Introduction

Heavy metal pollution on the planet earth has been observed in sediment lakes(Verta et al. 1989), soil profiles (Sterckeman et al. 2000), ice cores (Barbante et al. 2004), or other valuable archives (Nriagu 1996). There are hundreds of sources of heavy metal pollution, including the coal, natural gas, paper, and chlor-alkali industries (McDonald and Grandt 1981; Alloway 1995). Among these metals, cadmium and cadmium compounds have been found to be very toxic and long-term exposure to cadmium can cause serious damage to human health (Hasan et al. 2006). Take itaiitai as an example: this disease was found in residents of the cadmium(Cd)-polluted Jinzu River basin in Toyama Prefecture, Japan, and has been generally recognized as a toxic compound since 1950s (Kim and Lee 1998). As cadmium and cadmium compounds could not be degraded biologically, the control of Cd(II) pollution has special importance for all organism benefit from water.

The conventional methods for heavy metal removal from water and wastewater include oxidation, reduction, precipitation, and ion exchange/adsorption. Among those various methods ion exchange/adsorption is the most effective and economical (Zhu et al. 2008). The use of various adsorbents such as phosphogypsum (Nilgün and Hasan 2008), resin (Xiong et al. 2009), active carbon (Amir et al. 2009), and peat (Balasubramanian et al. 2009) have been reported to remove cadmium from aqueous solutions. However, most of these techniques have some disadvantages such as complicated treatment process, high cost, and energy use. For adsorption treatment methods, the main disadvantage is the high price of the adsorbents, which increases the cost of wastewater treatment. Thus, adsorbents with low cost and high efficiency for Cd(II) adsorption should be developed. Clay minerals have great potential as inexpensive and efficient adsorbents due to their large quantities, chemical and mechanical stability, high specific surface area, and structural properties (Baeyens and Bradbury 1997; Barbier et al. 2000; Abollino et al. 2003; Babel and Kurniawan 2003; Zhu et al. 2008). In recent years, the adsorption of Cd(II) by several clay minerals as adsorbents has led to much work on their adsorption properties for Cd(II) (Barbier et al. 2000; Adebowale et al. 2006; Sharma 2008; Sim et al. 2009).
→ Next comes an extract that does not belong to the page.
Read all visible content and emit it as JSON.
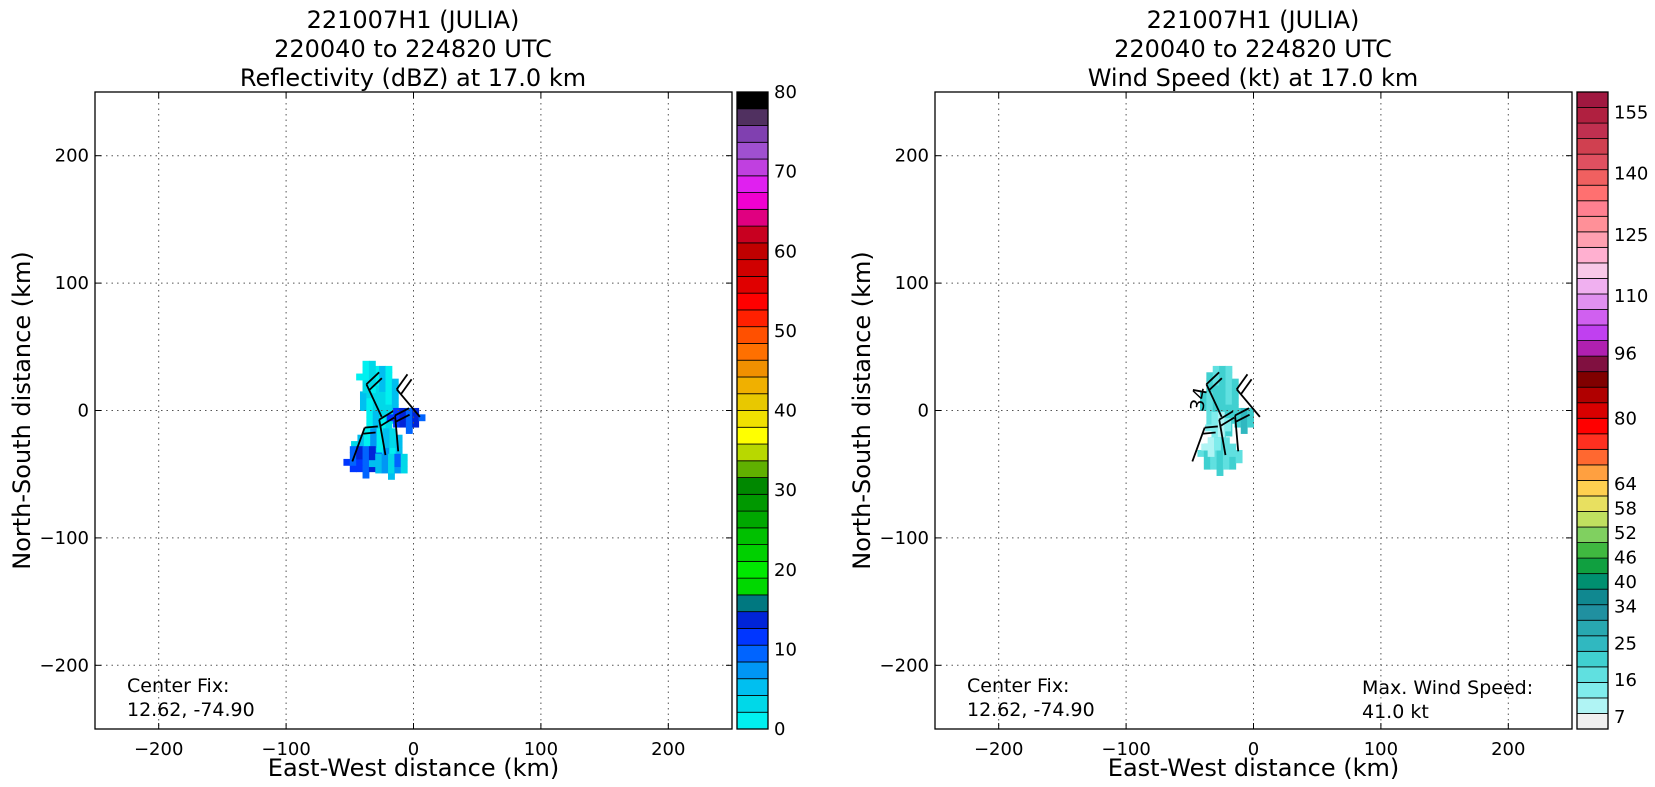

Because of higher specific surface area and cation exchange capacity, bentonite (mainly montmorillonite) is the most preferable clay mineral in the decontamination and treatment of heavy metal ions (Abollino et al. 2003) and is also considered as the first choice of buffer/backfill material in the disposal of radioactive nuclear waste (Hoda et al. 2009). The adsorption of heavy metal ions on bentonite has been studied extensively in the past decade (Saleh et al. 2005; Lacin et al. 2005; Xu et al. 2008; Hoda et al. 2009). The results show that the adsorption of heavy metal ions on clay minerals increases with increasing pH values, and the adsorption is dominated by outer-sphere complexation or ion exchange at low pH and by inner-sphere complexation or precipitation at high pH (Wang et al. 2009a). However, there are still few references, focusing on the effect of the pH values and the ionic strength on Cd(II) adsorption on bentonite (Gonzalez Pradas et al. 1994; Bereket et al. 1997; Lacin et al. 2005), that need to be studied.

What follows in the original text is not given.